Little European man (LEM) timeline:
day 1: LEM arrives and settles in. His wife stays over with him that night which is sweet, but between the two of them the snoring probably could have brought the building down.
Also, I'm informed that LEM has pneumonia. This is super fun in and of itself, but it's also the case that my immune system ain't workin too good, I can't even leave my room without a mask on and no one is allowed to visit me without wearing one. But the guy next to me has pneumonia. What might a doctor say about this? Well she said that pneumonia won't cross the curtain (presumably she means the one between me and LEM's beds). I find that odd. Does she really mean that pneumonia as a disease was conquered by the advent of the curtain? Additionally, this worries me because the bathroom is on my side of the room, as is the exit, so he has to walk past me all the time. Not even a really really impressive curtain could protect me from that.

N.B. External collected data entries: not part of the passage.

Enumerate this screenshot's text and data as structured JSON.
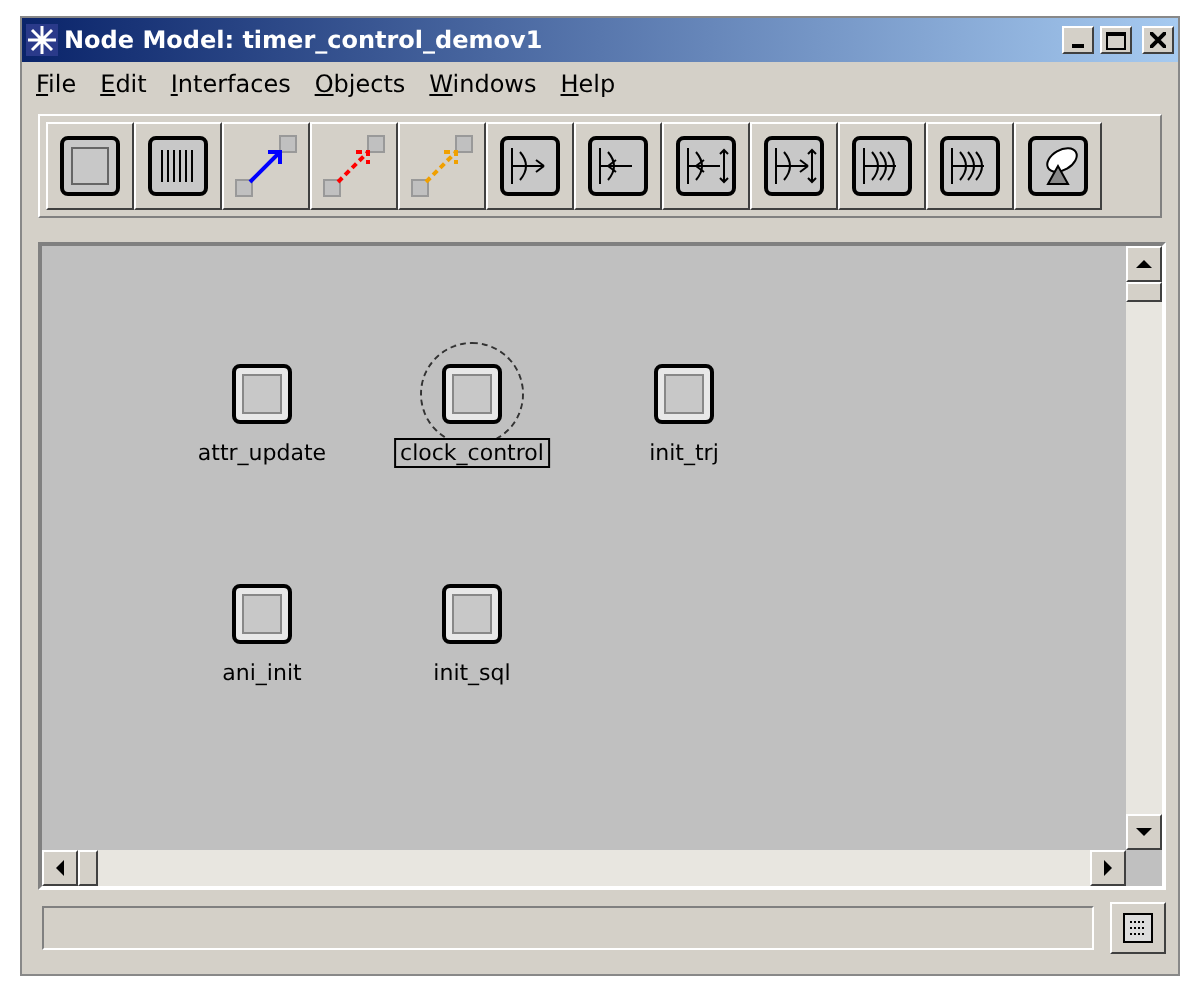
{
  "window": {
    "title": "Node Model: timer_control_demov1"
  },
  "menu": [
    {
      "label": "File"
    },
    {
      "label": "Edit"
    },
    {
      "label": "Interfaces"
    },
    {
      "label": "Objects"
    },
    {
      "label": "Windows"
    },
    {
      "label": "Help"
    }
  ],
  "toolbar": [
    {
      "kind": "processor"
    },
    {
      "kind": "queue"
    },
    {
      "kind": "packet_stream"
    },
    {
      "kind": "statistic_wire"
    },
    {
      "kind": "logical_tx"
    },
    {
      "kind": "transmitter"
    },
    {
      "kind": "receiver"
    },
    {
      "kind": "transceiver_rx"
    },
    {
      "kind": "transceiver_tx"
    },
    {
      "kind": "radio_rx"
    },
    {
      "kind": "radio_tx"
    },
    {
      "kind": "antenna"
    }
  ],
  "nodes": [
    {
      "label": "attr_update",
      "selected": false
    },
    {
      "label": "clock_control",
      "selected": true
    },
    {
      "label": "init_trj",
      "selected": false
    },
    {
      "label": "ani_init",
      "selected": false
    },
    {
      "label": "init_sql",
      "selected": false
    }
  ]
}
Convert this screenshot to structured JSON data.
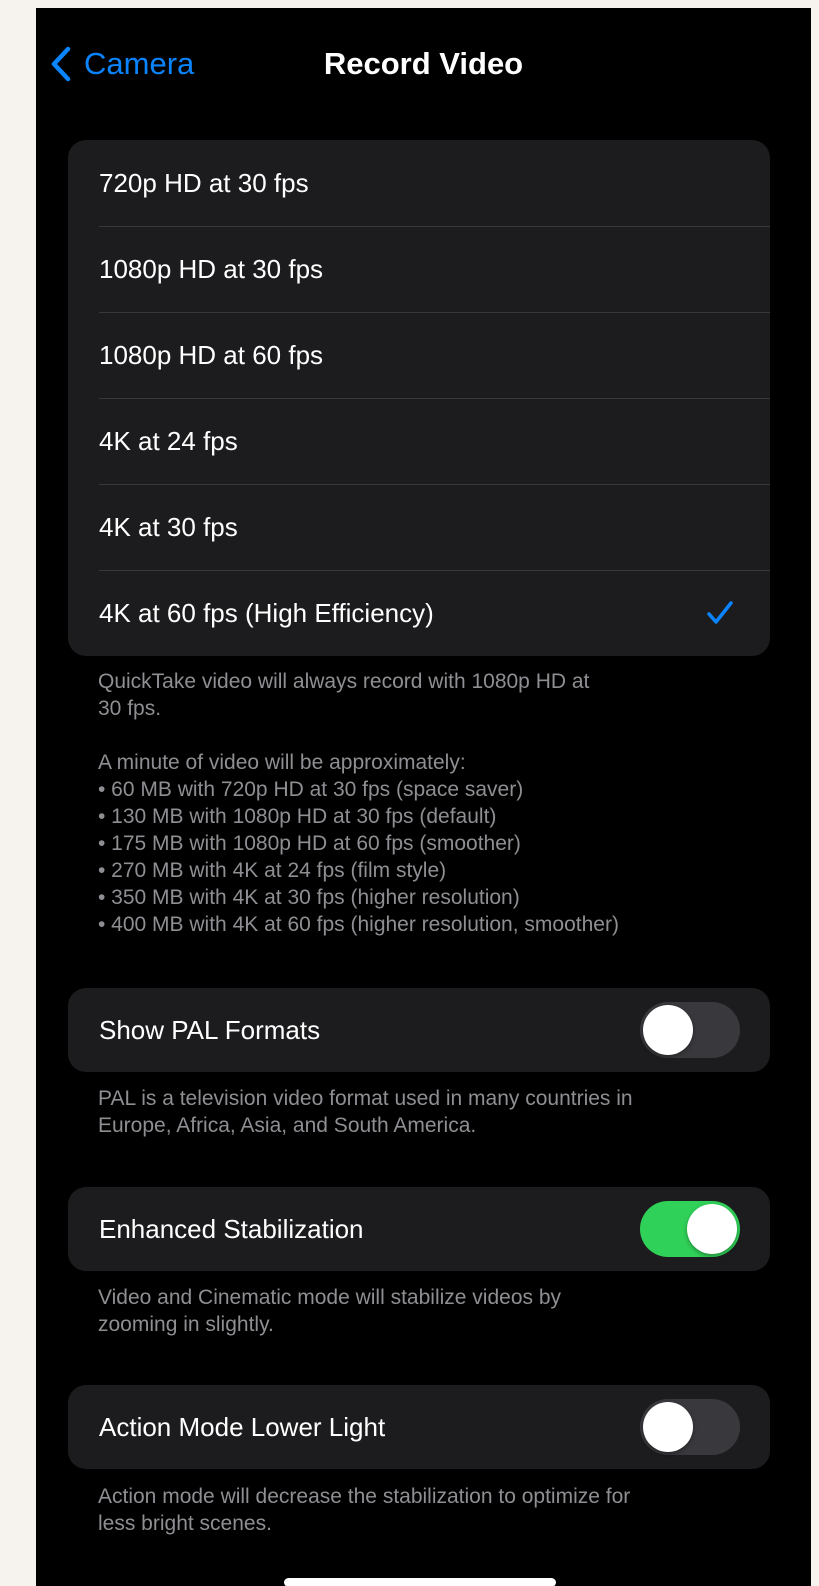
{
  "nav": {
    "back_label": "Camera",
    "title": "Record Video"
  },
  "formats": {
    "options": [
      {
        "label": "720p HD at 30 fps",
        "selected": false
      },
      {
        "label": "1080p HD at 30 fps",
        "selected": false
      },
      {
        "label": "1080p HD at 60 fps",
        "selected": false
      },
      {
        "label": "4K at 24 fps",
        "selected": false
      },
      {
        "label": "4K at 30 fps",
        "selected": false
      },
      {
        "label": "4K at 60 fps (High Efficiency)",
        "selected": true
      }
    ],
    "footer_quicktake": [
      "QuickTake video will always record with 1080p HD at",
      "30 fps."
    ],
    "footer_sizes_intro": "A minute of video will be approximately:",
    "footer_sizes": [
      "• 60 MB with 720p HD at 30 fps (space saver)",
      "• 130 MB with 1080p HD at 30 fps (default)",
      "• 175 MB with 1080p HD at 60 fps (smoother)",
      "• 270 MB with 4K at 24 fps (film style)",
      "• 350 MB with 4K at 30 fps (higher resolution)",
      "• 400 MB with 4K at 60 fps (higher resolution, smoother)"
    ]
  },
  "pal": {
    "label": "Show PAL Formats",
    "on": false,
    "footer": [
      "PAL is a television video format used in many countries in",
      "Europe, Africa, Asia, and South America."
    ]
  },
  "stabilization": {
    "label": "Enhanced Stabilization",
    "on": true,
    "footer": [
      "Video and Cinematic mode will stabilize videos by",
      "zooming in slightly."
    ]
  },
  "action_mode": {
    "label": "Action Mode Lower Light",
    "on": false,
    "footer": [
      "Action mode will decrease the stabilization to optimize for",
      "less bright scenes."
    ]
  },
  "colors": {
    "accent": "#0a84ff",
    "toggle_on": "#30d158",
    "toggle_off": "#39393d",
    "card": "#1c1c1e",
    "footnote": "#8e8e93"
  },
  "icons": {
    "back": "chevron-left-icon",
    "selected": "checkmark-icon"
  }
}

I can't remember any more specific days, but these are other things that happened:
LEM's wife doesn't stay over one night, and I realize that 90% of the olympic, epic, beyond thunderdome snoring that is being done is by LEM's wife (who is easily 3 times LEM's mass, speaks his mystery language, and is apparently quite dedicated to the little man).
LEM doesn't bother walking to the bathroom. He prefers the little bedpans. That's fun to listen to.
Other things LEM does that are fun to listen to: This 5 foot tall man coughs. I don't mean coughs the way that your average human being coughs. I mean LEM coughs like satan himself (or a really up-there lesser demon) has not only become lodged in LEM's throat, but is currently holding on for dear life to stay in there and has summoned his demon armies to assist him. Apparently LEM also has a spitoon for whatever lesser demons he manages to shake loose. We're in a hospital and the man has a spitoon.
LEM also mumbles in his sleep. It's kinda cute cause he's tiny and weird, but I can't even come close to understanding what he's saying when he's conscious. And I don't think he'd appreciate it if I walked over there and started petting him. Then again....


Anonymous said...

I think I just shit my pants from laughing so hard... but I wasn't able to grab LEM's bedpan first... so now I need to go clean up. Keeps the laughs coming kiddo :-)

Gina said...

You really should credit ME for giving LEM his nickname LEM.